In its application to information architecture, inversion is proposed as an approach to understanding and applying the massive amounts of data generated to observe existing and new patterns of behaviour. Data visualisation is one of the tools that allow designers to uncover the relationships supporting these patterns and to access the meta layer of the micro–meso–macro–meta model: it therefore becomes a fundamental lens and a key component of the inversion approach to information architecture.

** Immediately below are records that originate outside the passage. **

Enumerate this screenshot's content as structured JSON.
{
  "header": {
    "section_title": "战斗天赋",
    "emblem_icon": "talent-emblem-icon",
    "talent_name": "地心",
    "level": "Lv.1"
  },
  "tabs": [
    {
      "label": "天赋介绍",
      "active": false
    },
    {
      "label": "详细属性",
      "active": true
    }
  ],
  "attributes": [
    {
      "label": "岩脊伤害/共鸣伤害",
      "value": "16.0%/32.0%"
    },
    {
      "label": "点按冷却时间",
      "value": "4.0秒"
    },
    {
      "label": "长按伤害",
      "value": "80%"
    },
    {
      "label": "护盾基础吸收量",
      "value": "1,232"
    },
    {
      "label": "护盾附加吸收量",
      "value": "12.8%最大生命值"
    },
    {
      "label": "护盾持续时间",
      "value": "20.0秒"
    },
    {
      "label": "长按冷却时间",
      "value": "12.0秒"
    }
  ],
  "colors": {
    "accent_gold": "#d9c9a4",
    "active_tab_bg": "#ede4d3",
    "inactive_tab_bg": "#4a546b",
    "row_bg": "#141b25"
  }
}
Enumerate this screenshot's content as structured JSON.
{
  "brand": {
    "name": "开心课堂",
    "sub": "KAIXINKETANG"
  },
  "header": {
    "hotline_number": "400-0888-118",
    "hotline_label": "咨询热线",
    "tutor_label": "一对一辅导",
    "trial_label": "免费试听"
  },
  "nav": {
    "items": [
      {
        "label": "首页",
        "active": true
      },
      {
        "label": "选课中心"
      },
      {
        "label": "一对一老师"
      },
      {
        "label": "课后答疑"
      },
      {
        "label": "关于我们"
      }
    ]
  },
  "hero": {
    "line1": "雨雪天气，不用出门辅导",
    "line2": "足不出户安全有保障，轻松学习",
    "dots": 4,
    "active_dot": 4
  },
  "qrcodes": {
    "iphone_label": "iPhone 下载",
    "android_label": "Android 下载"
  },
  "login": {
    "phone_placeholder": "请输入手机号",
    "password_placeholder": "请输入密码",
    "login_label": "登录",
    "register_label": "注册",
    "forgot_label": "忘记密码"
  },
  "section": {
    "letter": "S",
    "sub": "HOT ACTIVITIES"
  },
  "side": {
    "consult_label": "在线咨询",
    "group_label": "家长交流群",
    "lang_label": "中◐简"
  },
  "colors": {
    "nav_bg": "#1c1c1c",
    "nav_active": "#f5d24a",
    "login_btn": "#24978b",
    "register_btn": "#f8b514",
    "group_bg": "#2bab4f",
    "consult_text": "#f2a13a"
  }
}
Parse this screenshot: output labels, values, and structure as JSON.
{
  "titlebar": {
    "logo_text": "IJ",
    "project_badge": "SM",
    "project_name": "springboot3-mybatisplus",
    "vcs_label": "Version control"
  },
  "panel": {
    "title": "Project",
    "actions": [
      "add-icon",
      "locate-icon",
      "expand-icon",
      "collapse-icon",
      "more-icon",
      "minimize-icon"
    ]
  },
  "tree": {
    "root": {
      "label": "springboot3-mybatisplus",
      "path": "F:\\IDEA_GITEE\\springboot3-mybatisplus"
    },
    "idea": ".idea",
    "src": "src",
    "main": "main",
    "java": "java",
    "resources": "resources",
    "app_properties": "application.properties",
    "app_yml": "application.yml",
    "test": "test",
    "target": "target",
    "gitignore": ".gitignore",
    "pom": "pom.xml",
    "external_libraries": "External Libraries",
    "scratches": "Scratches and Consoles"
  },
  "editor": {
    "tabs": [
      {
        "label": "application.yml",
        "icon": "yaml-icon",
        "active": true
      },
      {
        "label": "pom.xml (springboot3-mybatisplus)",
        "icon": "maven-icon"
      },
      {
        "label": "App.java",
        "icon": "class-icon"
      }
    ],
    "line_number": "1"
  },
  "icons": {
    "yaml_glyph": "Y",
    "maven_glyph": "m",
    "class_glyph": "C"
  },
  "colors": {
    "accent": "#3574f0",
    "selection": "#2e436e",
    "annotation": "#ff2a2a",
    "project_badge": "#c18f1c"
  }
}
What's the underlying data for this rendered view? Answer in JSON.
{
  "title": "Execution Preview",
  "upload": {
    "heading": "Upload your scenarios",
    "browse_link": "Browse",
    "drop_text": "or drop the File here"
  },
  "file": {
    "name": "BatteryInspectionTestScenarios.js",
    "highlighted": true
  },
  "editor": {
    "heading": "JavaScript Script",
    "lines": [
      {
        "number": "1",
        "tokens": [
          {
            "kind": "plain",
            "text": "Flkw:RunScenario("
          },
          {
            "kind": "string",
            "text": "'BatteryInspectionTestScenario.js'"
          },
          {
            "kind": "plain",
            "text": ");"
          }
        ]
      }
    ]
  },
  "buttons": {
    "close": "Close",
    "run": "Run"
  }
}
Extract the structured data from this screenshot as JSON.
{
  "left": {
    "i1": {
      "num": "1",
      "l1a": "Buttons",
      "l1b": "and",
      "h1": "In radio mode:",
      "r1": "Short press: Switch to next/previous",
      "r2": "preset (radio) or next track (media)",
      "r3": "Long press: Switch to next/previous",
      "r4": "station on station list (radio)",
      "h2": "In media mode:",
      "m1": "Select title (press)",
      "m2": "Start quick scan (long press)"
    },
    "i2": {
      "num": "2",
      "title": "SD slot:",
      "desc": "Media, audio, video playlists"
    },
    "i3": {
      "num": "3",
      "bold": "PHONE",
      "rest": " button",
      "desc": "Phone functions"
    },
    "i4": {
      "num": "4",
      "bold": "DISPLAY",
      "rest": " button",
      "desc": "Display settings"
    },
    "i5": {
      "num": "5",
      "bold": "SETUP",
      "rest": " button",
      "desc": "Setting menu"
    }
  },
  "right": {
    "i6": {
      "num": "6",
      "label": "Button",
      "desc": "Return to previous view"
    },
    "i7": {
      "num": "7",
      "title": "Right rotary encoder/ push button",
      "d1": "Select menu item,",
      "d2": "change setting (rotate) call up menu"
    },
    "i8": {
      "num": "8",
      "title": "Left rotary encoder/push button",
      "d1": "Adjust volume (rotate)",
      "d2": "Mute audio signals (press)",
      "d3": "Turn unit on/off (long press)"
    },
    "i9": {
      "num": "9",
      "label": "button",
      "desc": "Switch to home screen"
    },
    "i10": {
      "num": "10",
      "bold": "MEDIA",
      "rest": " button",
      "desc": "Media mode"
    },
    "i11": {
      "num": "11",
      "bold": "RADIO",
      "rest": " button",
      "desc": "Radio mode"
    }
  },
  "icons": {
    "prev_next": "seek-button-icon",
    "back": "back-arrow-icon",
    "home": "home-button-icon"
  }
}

Understanding scale is important, as designers now approach this issue across platforms, screens or interfaces, or even as components of an interface; abstraction increases as the information available is progressively generalised and undergoes order of magnitude changes (Fig. 2). Understanding the relationship between the smaller parts of the design and how that design scales up requires abstract, conceptual, and representational thinking. The levels of analysis framework support the conceptual thinking required to architect systems at scale, whilst the micro–meso–macro–meta model allows designers to identify and understand the system-wide relationships that can be used to create meaning for those interacting with the system.

Conclusions

Whilst we can consider classical approaches to information architecture as primarily top-down, such as a taxonomy providing a structure that allows people to navigate an information environment, inversion is neither top-down or bottom-up. The sheer amount of information available increases complexity and renders both approaches inadequate.

Inversion introduces an entirely different angle based on the application of the levels of analysis framework, that takes into account that what works at a certain scale will not necessarily work at all scales. The micro–meso–macro–meta framework then provides a conceptual methodology to identify and understand the relationships existing in the data at different levels of abstraction, completing the model.